Using the 2012 CIHR Knowledge Translation Award to Peter von Dadelszen, Vivian Ukah, herself a recipient of a UBC Four Year Fellowship (FYF), has been recruited to read for her PhD by undertaking the external validation and recalibration of the fullPIERS model, including and excluding translational biomarkers.

Following baseline recalibration of the fullPIERS model using the initial dataset with novel methodology developed by Beth Payne primarily for her miniPIERS-focussed PhD thesis, the plan is to update the BC Women’s Hospital cohort of women admitted with any hypertensive disorder of pregnancy, and to import data from extant datasets that will inform the model.

The integration of placental growth factor (PlGF) into fullPIERS will become a priority should the Brazilian Grand Challenges preterm birth operating grant be awarded (see Objective Four), as that study will use both PlGF and fullPIERS to risk stratify women with pre-eclampsia in that study.


Data collection of external, relevant datasets has been completed. These include the PREP UK study, and the FINNPEC Finland data. We have also received partial data from Alere-funded PELICAN and the CHIPS multicentre study. Ethical approval and data sharing agreements are almost complete to allow access to the Alere-funded PETRA, and the John Radcliffe Hospital, Oxford, UK datasets.

For the extension of the fullPIERS model with biomarker, we will be incorporating PlGF to the model using the PELICAN and PETRA studies which have measured maternal blood levels of PlGF. We hypothesise that PlGF will improve the identification of women at risk of complications from pre-eclampsia. This has been supported by our recent finding using data on PlGF collected in Mozambique from women with suspected pre-eclampsia. In that study, low PlGF was associated with adverse outcomes such as stillbirth, Caesarean delivery and delivery within seven and fourteen days of bPlGF testing. The manuscript for this study has been submitted for publication.

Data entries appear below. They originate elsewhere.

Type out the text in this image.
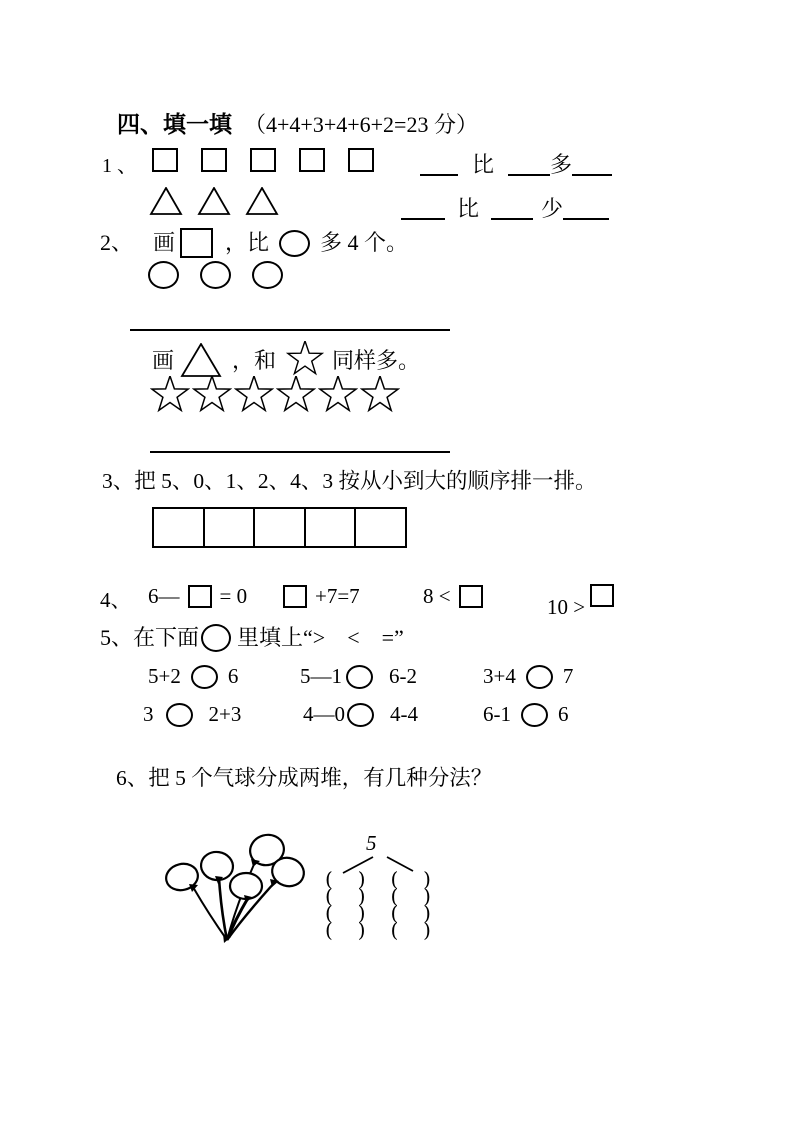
四、填一填 （4+4+3+4+6+2=23 分）
1 、	比	多
比	少
2、 画 ，比 多 4 个。
画	，和	同样多。
3、把 5、0、1、2、4、3 按从小到大的顺序排一排。
4、 6— = 0	+7=7	8 <	10 >
5、在下面 里填上“>　<　=”
5+2 6	5—1 6-2	3+4 7
3	2+3	4—0 4-4	6-1 6
6、把 5 个气球分成两堆，有几种分法？
5
( ) ( )
( ) ( )
( ) ( )
( ) ( )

Once we finalize data transfer from the Alere PETRA and PELICAN, we will assess any improved prediction capacity upon the addition of PlGF to the original fullPIERS model. In addition, a preliminary temporal validation of the fullPIERS model has been carried out using data collected from the BC Women’s Health Centre. The fullPIERS model had good performance, AUC ROC of 0.84 (95% CI 0.78–0.90) and a moderate calibration.

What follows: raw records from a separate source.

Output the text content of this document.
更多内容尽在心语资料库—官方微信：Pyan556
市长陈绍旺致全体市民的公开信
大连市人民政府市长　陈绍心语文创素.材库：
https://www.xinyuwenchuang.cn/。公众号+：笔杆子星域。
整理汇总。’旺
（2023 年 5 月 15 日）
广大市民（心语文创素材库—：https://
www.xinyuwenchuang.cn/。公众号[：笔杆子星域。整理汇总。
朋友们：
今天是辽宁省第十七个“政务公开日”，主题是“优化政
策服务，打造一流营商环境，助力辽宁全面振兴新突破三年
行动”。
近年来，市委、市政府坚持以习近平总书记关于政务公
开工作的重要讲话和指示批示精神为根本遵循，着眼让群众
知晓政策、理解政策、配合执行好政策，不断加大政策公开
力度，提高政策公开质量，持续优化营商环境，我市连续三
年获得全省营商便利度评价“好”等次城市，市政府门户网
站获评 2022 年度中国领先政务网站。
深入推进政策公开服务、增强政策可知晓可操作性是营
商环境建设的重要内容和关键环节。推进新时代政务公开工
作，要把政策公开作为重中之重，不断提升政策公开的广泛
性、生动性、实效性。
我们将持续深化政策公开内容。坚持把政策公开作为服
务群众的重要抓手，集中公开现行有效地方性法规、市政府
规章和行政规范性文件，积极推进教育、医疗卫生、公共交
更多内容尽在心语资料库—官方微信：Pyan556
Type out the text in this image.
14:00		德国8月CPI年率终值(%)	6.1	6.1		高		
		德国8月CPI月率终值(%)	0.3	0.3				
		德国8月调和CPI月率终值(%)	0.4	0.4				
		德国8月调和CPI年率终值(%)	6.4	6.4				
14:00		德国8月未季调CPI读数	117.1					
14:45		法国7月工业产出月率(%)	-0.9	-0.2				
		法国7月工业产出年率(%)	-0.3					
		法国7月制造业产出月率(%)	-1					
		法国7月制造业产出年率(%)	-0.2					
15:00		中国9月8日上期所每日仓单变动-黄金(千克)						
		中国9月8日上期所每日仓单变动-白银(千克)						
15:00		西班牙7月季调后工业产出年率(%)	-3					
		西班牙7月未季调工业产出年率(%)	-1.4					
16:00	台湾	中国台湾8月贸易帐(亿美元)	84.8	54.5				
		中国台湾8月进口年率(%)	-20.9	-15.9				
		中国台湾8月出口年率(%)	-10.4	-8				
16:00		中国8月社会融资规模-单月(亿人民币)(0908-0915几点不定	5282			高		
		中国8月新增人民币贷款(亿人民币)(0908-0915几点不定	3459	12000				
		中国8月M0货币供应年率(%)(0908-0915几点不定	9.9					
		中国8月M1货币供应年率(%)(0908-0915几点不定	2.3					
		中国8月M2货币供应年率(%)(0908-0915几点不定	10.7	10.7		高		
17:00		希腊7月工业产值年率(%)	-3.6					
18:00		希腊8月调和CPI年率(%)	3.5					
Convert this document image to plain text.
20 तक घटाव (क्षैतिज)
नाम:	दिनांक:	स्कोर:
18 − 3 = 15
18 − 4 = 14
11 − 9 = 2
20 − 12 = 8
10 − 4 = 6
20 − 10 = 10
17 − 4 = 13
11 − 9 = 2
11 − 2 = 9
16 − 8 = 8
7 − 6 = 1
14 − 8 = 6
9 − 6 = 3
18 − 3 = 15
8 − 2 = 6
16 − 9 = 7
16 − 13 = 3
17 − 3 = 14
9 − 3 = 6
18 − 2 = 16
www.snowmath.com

We plan to finalise all data analyses and writing of manuscripts. Expected publications include:

  • The diagnostic performance of placental growth factor in women with suspected pre-eclampsia attending antenatal facilities in Maputo, Mozambique.
  • Temporal validation of the fullPIERS model using data collected from the BC Women’s Hospital, Canada.
  • External validation of the fullPIERS model using the combined PREP, FINNPEC, Alere-funded PETRA and PELICAN and Oxford datasets.
  • Addition and assessment of PlGF in the fullPIERS model.
  • Recalibration of the fullPIERS model for better performance, in the context of a methodology paper, using external datasets.